Allana has already raised $85 million from investors to build the mine, which is expected to yield a million tons of potash annually. The mine site has 182 million tons of proven potash reserves and potential reserves as high as 438 million tons. The mining project will be based on technology in which ICL has particular expertise from its Dead Sea Works, pumping and evaporating brine to extract potash.

ICL commented it regularly examines opportunities for international projects and was seeking to expand its current potash production capacity. However, it cautioned that recent circumstances in the potash market were making new mining projects challenging.

Allana estimates that investment in the mine will reach $642 million, a figure which includes both the mining operation and building the transportation infrastructure to carry the potash from Dankil to the Indian Ocean port of Tadjoura, located in next-door Djibouti.
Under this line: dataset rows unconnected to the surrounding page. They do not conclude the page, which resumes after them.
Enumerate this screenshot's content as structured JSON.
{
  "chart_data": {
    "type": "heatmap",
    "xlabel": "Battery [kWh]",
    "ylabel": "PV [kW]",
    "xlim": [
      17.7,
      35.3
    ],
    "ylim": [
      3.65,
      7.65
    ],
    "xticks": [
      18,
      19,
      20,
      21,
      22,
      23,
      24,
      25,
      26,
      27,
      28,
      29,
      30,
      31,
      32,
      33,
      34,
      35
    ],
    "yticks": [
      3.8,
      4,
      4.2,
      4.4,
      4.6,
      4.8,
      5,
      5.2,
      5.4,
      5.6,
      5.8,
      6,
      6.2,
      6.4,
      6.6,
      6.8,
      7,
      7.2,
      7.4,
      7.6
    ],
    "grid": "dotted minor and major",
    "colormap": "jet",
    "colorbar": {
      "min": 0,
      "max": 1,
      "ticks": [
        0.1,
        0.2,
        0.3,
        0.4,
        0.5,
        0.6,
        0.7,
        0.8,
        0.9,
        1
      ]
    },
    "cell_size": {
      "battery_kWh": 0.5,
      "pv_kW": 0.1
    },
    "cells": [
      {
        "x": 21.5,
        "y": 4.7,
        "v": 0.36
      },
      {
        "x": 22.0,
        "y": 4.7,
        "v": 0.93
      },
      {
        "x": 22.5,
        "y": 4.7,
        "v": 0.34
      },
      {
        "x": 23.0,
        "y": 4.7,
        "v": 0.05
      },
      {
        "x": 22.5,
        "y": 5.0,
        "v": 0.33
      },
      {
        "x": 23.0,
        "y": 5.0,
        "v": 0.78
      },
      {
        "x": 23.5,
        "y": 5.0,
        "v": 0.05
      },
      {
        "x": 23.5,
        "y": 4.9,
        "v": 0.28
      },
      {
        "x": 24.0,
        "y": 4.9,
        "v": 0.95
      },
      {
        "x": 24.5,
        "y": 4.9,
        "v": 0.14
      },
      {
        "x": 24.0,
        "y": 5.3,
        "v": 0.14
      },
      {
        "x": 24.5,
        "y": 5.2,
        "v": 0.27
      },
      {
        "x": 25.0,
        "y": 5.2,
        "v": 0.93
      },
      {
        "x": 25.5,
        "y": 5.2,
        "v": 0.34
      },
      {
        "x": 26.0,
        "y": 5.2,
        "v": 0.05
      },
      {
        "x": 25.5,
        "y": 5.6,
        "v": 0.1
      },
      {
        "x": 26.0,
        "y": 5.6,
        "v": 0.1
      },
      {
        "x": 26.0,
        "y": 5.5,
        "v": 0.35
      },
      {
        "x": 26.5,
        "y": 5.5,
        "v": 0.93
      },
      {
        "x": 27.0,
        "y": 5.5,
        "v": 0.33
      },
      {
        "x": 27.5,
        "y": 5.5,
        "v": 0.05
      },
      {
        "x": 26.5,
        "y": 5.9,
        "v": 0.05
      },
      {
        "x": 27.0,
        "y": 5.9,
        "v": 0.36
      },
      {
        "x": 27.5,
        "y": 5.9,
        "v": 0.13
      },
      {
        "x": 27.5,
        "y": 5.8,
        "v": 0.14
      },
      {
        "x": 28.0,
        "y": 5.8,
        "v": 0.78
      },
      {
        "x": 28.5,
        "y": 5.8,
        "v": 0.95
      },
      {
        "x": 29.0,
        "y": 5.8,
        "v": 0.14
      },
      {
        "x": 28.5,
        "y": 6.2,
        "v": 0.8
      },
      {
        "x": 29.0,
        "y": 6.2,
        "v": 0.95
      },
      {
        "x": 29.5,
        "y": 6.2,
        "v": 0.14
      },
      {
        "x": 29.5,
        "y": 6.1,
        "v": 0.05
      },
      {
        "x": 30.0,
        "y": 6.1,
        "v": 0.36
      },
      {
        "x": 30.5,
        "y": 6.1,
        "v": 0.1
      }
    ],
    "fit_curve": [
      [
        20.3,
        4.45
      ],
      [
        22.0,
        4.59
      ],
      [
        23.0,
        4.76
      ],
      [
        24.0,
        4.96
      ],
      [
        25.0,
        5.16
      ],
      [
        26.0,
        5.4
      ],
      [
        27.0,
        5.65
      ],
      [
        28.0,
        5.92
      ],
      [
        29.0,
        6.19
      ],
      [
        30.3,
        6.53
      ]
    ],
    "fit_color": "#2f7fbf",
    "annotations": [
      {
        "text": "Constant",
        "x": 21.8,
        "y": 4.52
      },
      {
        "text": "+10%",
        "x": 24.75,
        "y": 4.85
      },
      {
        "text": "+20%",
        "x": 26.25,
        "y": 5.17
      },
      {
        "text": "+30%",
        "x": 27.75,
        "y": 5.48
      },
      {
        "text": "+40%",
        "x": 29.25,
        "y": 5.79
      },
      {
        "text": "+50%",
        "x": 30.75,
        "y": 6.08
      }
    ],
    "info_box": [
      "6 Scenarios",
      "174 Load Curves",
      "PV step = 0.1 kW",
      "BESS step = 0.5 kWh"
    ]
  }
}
The production costs including haulage to port, are expected to reach $98 per ton, with annual maintenance costs of $26 per ton. (These costs compare with averaging mining costs of $100-$150 million per ton.)

Acquiring either full or partial ownership of the mine in Ethiopia would present several advantages to ICL, which is looking to expand its production capacity in core areas such as potash. The company will be required to return its Dead Sea potash concession to the state in 2030, which will leave the company scrambling to find a replacement for 4 million tons of production capacity for a mineral that provided 63% of its operating profit in 2012.

ICL already holds a 640 square kilometer potash mining concession in Spain's Catalan region. Currently, the company exploits only 64 square kilometers of that concession, but estimates that the site has reserves that would support production of up to 10 million tons of potash per year. However, Ethiopia is closer to two key markets for ICL, China and India. Moreover, the demand for potash in the local African market, which is currently 1 million tons per year, is expected to reach between 5 million and 7 million tons per year by 2020.

The Dallol project has already completed the prospecting stage and pilot production. It also completed a series of operational tests conducted in February 2013 to determine the cost of establishing and operating the mine and to receive the approval of Ethiopia's environmental ministry. Allana has submitted a formal request to the Ethiopian authorities for a mining permit.

The Ethiopian government has also paved most of the highway leading from the Dallol site to the port in Tadjoura, which although belonging to Djibouti, serves as Ethiopia's main Indian Ocean port.

The Dead Sea Works potash fertilizer manufacturing plant belongs to Israel Chemicals.